Trailing Zeros
Calculating the number of trailing zeros in a given n! value.
A factorial (written n!) is a shorthand representation of the expression n * (n-1) * ... * 2 * 1. In order to find the number of trailing zeros, we could of course calculate the value of n! and count the zeros at the end - however, for large n (say 50 or 100) this becomes incredibly expensive. Instead, we need a shortcut.
First, a simple question: what adds a leading zero to the end value? On the face of it, multiplying the current value by 10 adds a trailing zero, so for every 10 in the expanded factorial (n * (n-1) * ... * 2 * 1) we add one to our "trailing zeros" count.
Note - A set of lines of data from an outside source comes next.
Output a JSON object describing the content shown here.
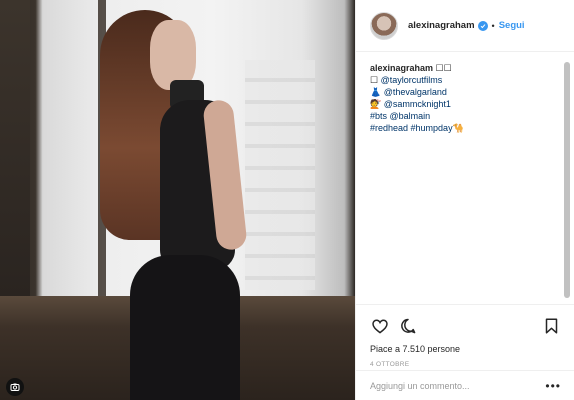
{
  "post": {
    "author": "alexinagraham",
    "follow_label": "Segui",
    "separator": "•",
    "caption_lines": [
      {
        "prefix": "alexinagraham",
        "text": " ☐☐"
      },
      {
        "prefix": "☐ ",
        "text": "@taylorcutfilms"
      },
      {
        "prefix": "👗 ",
        "text": "@thevalgarland"
      },
      {
        "prefix": "💇 ",
        "text": "@sammcknight1"
      },
      {
        "prefix": "",
        "text": "#bts @balmain"
      },
      {
        "prefix": "",
        "text": "#redhead #humpday🐪"
      }
    ],
    "likes_text": "Piace a 7.510 persone",
    "date_text": "4 OTTOBRE",
    "comment_placeholder": "Aggiungi un commento...",
    "more_label": "•••"
  },
  "icons": {
    "like": "heart-icon",
    "comment": "comment-icon",
    "save": "bookmark-icon",
    "verified": "verified-badge-icon",
    "media": "camera-icon"
  },
  "colors": {
    "accent": "#3897f0",
    "link": "#003569",
    "muted": "#999999"
  }
}
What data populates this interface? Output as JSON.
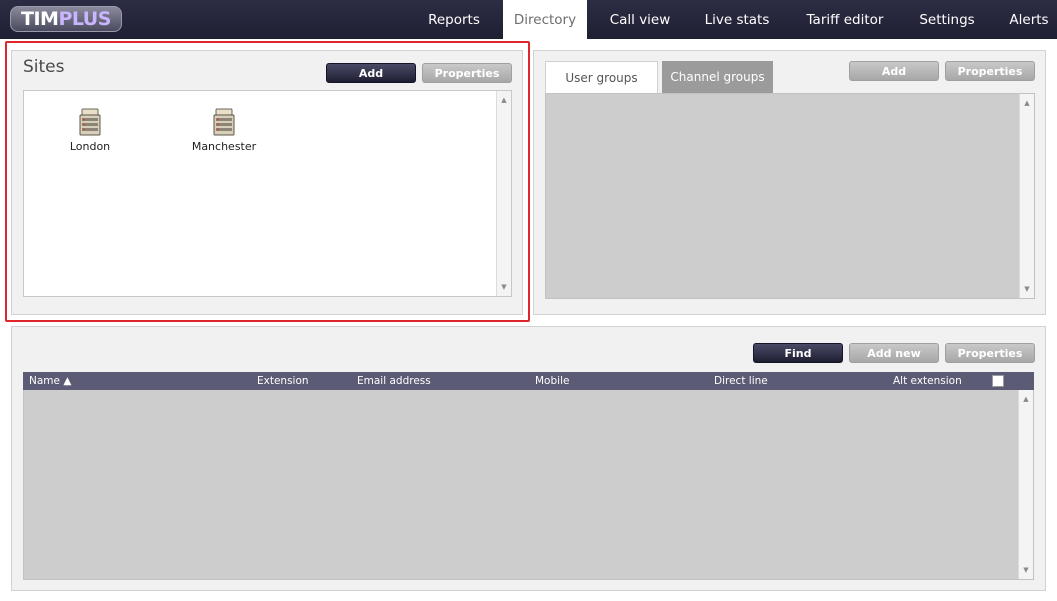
{
  "app": {
    "logo_primary": "TIM",
    "logo_secondary": "PLUS"
  },
  "nav": {
    "items": [
      {
        "label": "Reports"
      },
      {
        "label": "Directory"
      },
      {
        "label": "Call view"
      },
      {
        "label": "Live stats"
      },
      {
        "label": "Tariff editor"
      },
      {
        "label": "Settings"
      },
      {
        "label": "Alerts"
      }
    ],
    "active": "Directory"
  },
  "sites": {
    "title": "Sites",
    "add_label": "Add",
    "properties_label": "Properties",
    "items": [
      {
        "name": "London",
        "icon": "server-icon"
      },
      {
        "name": "Manchester",
        "icon": "server-icon"
      }
    ]
  },
  "groups": {
    "tabs": [
      {
        "label": "User groups"
      },
      {
        "label": "Channel groups"
      }
    ],
    "selected_tab": "User groups",
    "add_label": "Add",
    "properties_label": "Properties"
  },
  "directory": {
    "find_label": "Find",
    "add_new_label": "Add new",
    "properties_label": "Properties",
    "columns": [
      {
        "label": "Name ▲"
      },
      {
        "label": "Extension"
      },
      {
        "label": "Email address"
      },
      {
        "label": "Mobile"
      },
      {
        "label": "Direct line"
      },
      {
        "label": "Alt extension"
      }
    ],
    "rows": []
  },
  "colors": {
    "nav_bg": "#1f1f33",
    "highlight": "#e0262b",
    "header_bg": "#5b5b75",
    "dark_button": "#1e1e32",
    "grey_button": "#a7a7a7"
  }
}
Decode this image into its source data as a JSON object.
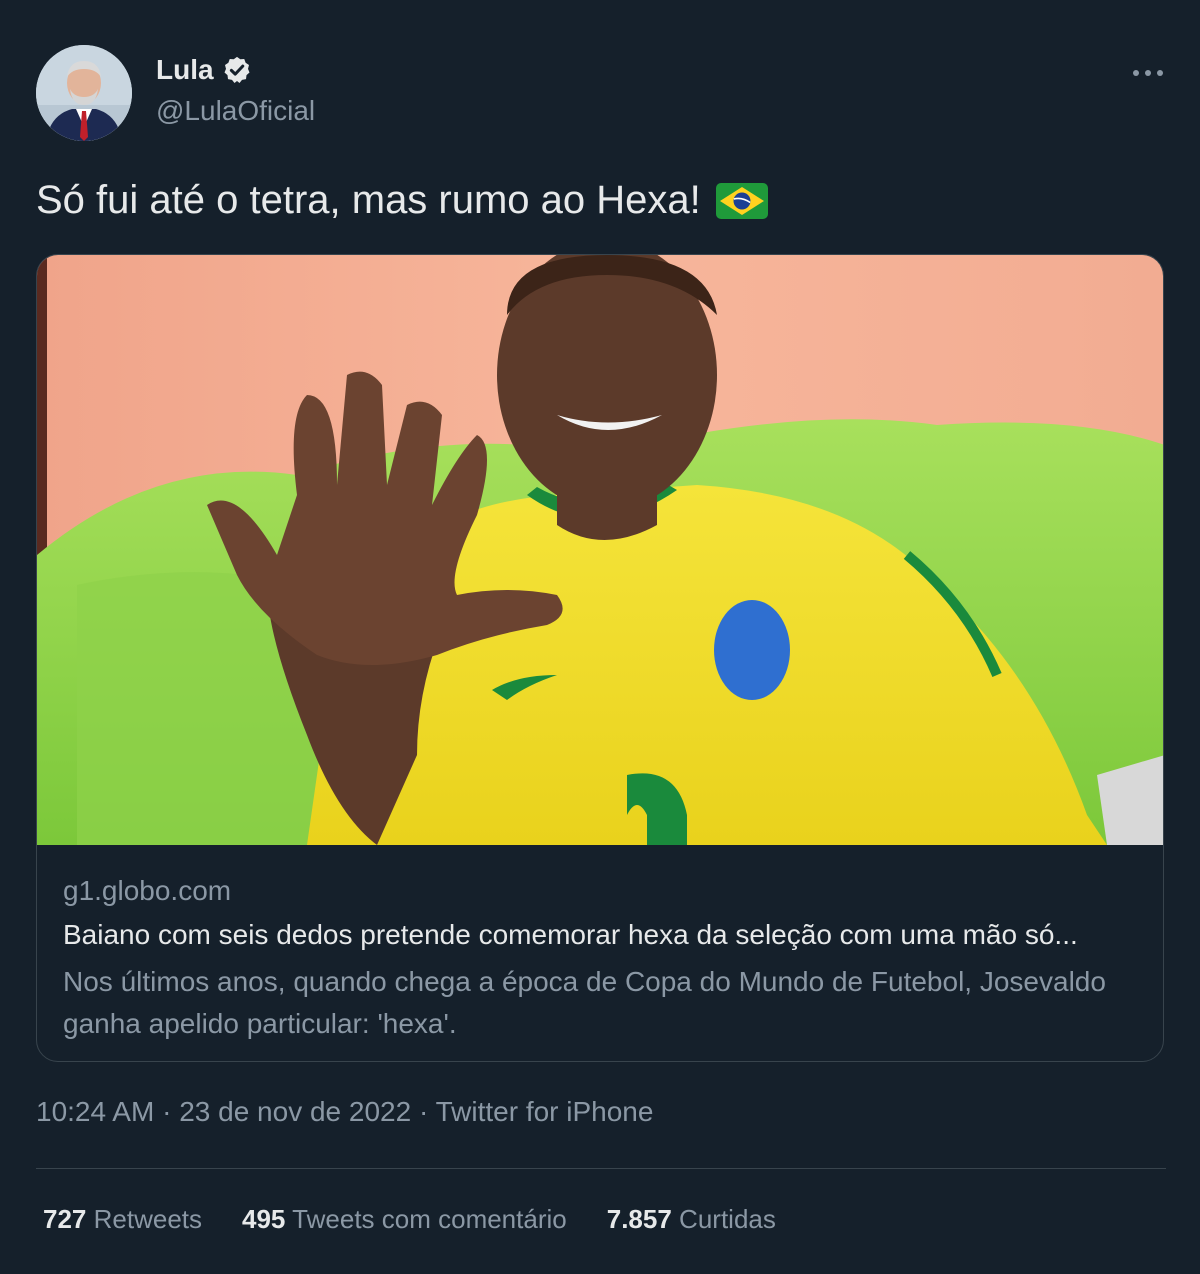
{
  "author": {
    "name": "Lula",
    "handle": "@LulaOficial",
    "verified": true,
    "avatar_icon": "avatar-photo"
  },
  "tweet": {
    "text": "Só fui até o tetra, mas rumo ao Hexa!",
    "emoji": "brazil-flag-icon"
  },
  "card": {
    "image": "photo-man-showing-six-fingers-brazil-jersey",
    "domain": "g1.globo.com",
    "title": "Baiano com seis dedos pretende comemorar hexa da seleção com uma mão só...",
    "description": "Nos últimos anos, quando chega a época de Copa do Mundo de Futebol, Josevaldo ganha apelido particular: 'hexa'."
  },
  "meta": {
    "time": "10:24 AM",
    "separator": "·",
    "date": "23 de nov de 2022",
    "source": "Twitter for iPhone"
  },
  "stats": {
    "retweets_count": "727",
    "retweets_label": "Retweets",
    "quotes_count": "495",
    "quotes_label": "Tweets com comentário",
    "likes_count": "7.857",
    "likes_label": "Curtidas"
  },
  "colors": {
    "background": "#15202b",
    "text_primary": "#e7e9ea",
    "text_secondary": "#8b98a5",
    "border": "#38444d"
  }
}
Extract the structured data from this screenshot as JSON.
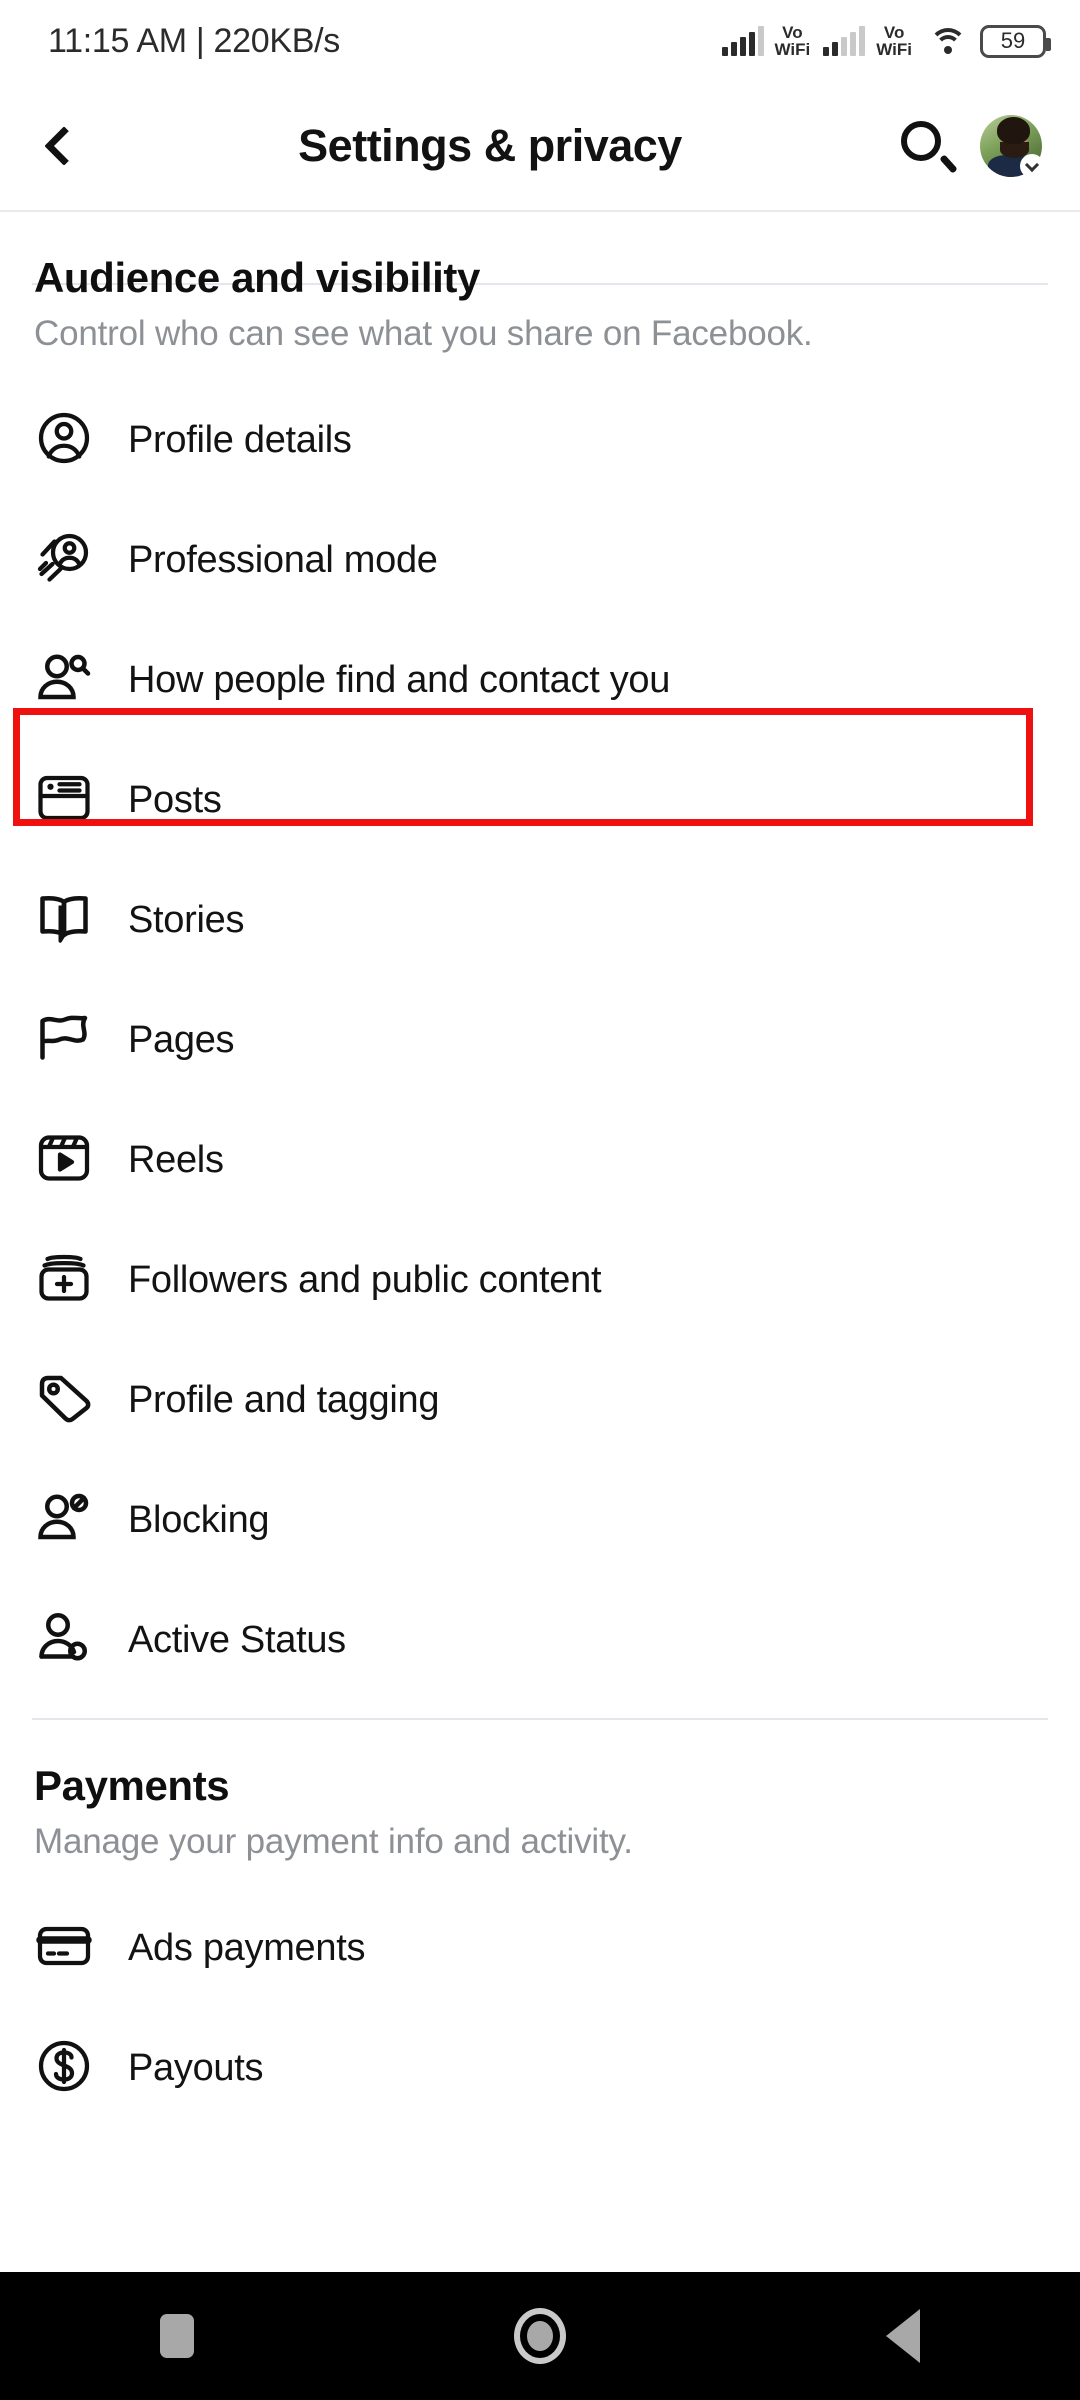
{
  "status_bar": {
    "time_and_speed": "11:15 AM | 220KB/s",
    "sim1_label": "Vo\nWiFi",
    "sim1_line1": "Vo",
    "sim1_line2": "WiFi",
    "sim2_line1": "Vo",
    "sim2_line2": "WiFi",
    "battery_level": "59",
    "icons": [
      "signal-bars-icon",
      "vowifi-icon",
      "signal-bars-icon",
      "vowifi-icon",
      "wifi-icon",
      "battery-icon"
    ]
  },
  "header": {
    "back_icon": "chevron-left-icon",
    "title": "Settings & privacy",
    "search_icon": "search-icon",
    "avatar_icon": "avatar",
    "avatar_chevron_icon": "chevron-down-icon"
  },
  "sections": [
    {
      "title": "Audience and visibility",
      "subtitle": "Control who can see what you share on Facebook.",
      "items": [
        {
          "label": "Profile details",
          "icon": "person-circle-icon",
          "highlighted": false
        },
        {
          "label": "Professional mode",
          "icon": "person-rocket-icon",
          "highlighted": false
        },
        {
          "label": "How people find and contact you",
          "icon": "person-search-icon",
          "highlighted": true
        },
        {
          "label": "Posts",
          "icon": "post-card-icon",
          "highlighted": false
        },
        {
          "label": "Stories",
          "icon": "open-book-icon",
          "highlighted": false
        },
        {
          "label": "Pages",
          "icon": "flag-icon",
          "highlighted": false
        },
        {
          "label": "Reels",
          "icon": "reels-play-icon",
          "highlighted": false
        },
        {
          "label": "Followers and public content",
          "icon": "stack-plus-icon",
          "highlighted": false
        },
        {
          "label": "Profile and tagging",
          "icon": "tag-icon",
          "highlighted": false
        },
        {
          "label": "Blocking",
          "icon": "person-block-icon",
          "highlighted": false
        },
        {
          "label": "Active Status",
          "icon": "person-status-icon",
          "highlighted": false
        }
      ]
    },
    {
      "title": "Payments",
      "subtitle": "Manage your payment info and activity.",
      "items": [
        {
          "label": "Ads payments",
          "icon": "credit-card-icon",
          "highlighted": false
        },
        {
          "label": "Payouts",
          "icon": "dollar-circle-icon",
          "highlighted": false
        }
      ]
    }
  ],
  "nav_bar": {
    "recents_icon": "square-icon",
    "home_icon": "circle-icon",
    "back_icon": "triangle-back-icon"
  },
  "colors": {
    "highlight_border": "#ef1010",
    "background": "#ffffff",
    "text_primary": "#131313",
    "text_secondary": "#8d9095",
    "divider": "#e4e6eb",
    "nav_bar_bg": "#000000"
  }
}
Also note that for example 20! or 20 * 19 * ... * 2 * 1 can be rewritten as (10 * 2) * 19 * ... * 2 * 1.
However, to be more precise, adding a leading zero is really accomplished by multiplying by both 5 and 2 (the product of which is 10). For example, 5! (5 * 4 * 3 * 2 * 1) contains no 10s, but does cotain both a 5 and a 2... the result of 5! is 120, which does in fact have one trailing zero. Also note that if we split 4 into it's factors, we actually have three 2s in this expression, so it is the total pairs of 5s and 2s that result in the number of trailing zeros.
Finally, we can see that there are far more 2s than there are 5s in any given factorial expression (considering every other integer is even and thus divisible by at least one 2, this is self-evident), so we really only need to count the number of 5 factors in the factorial expression. This is what the included ruby script does, which is much much faster than calculating the full factorial value.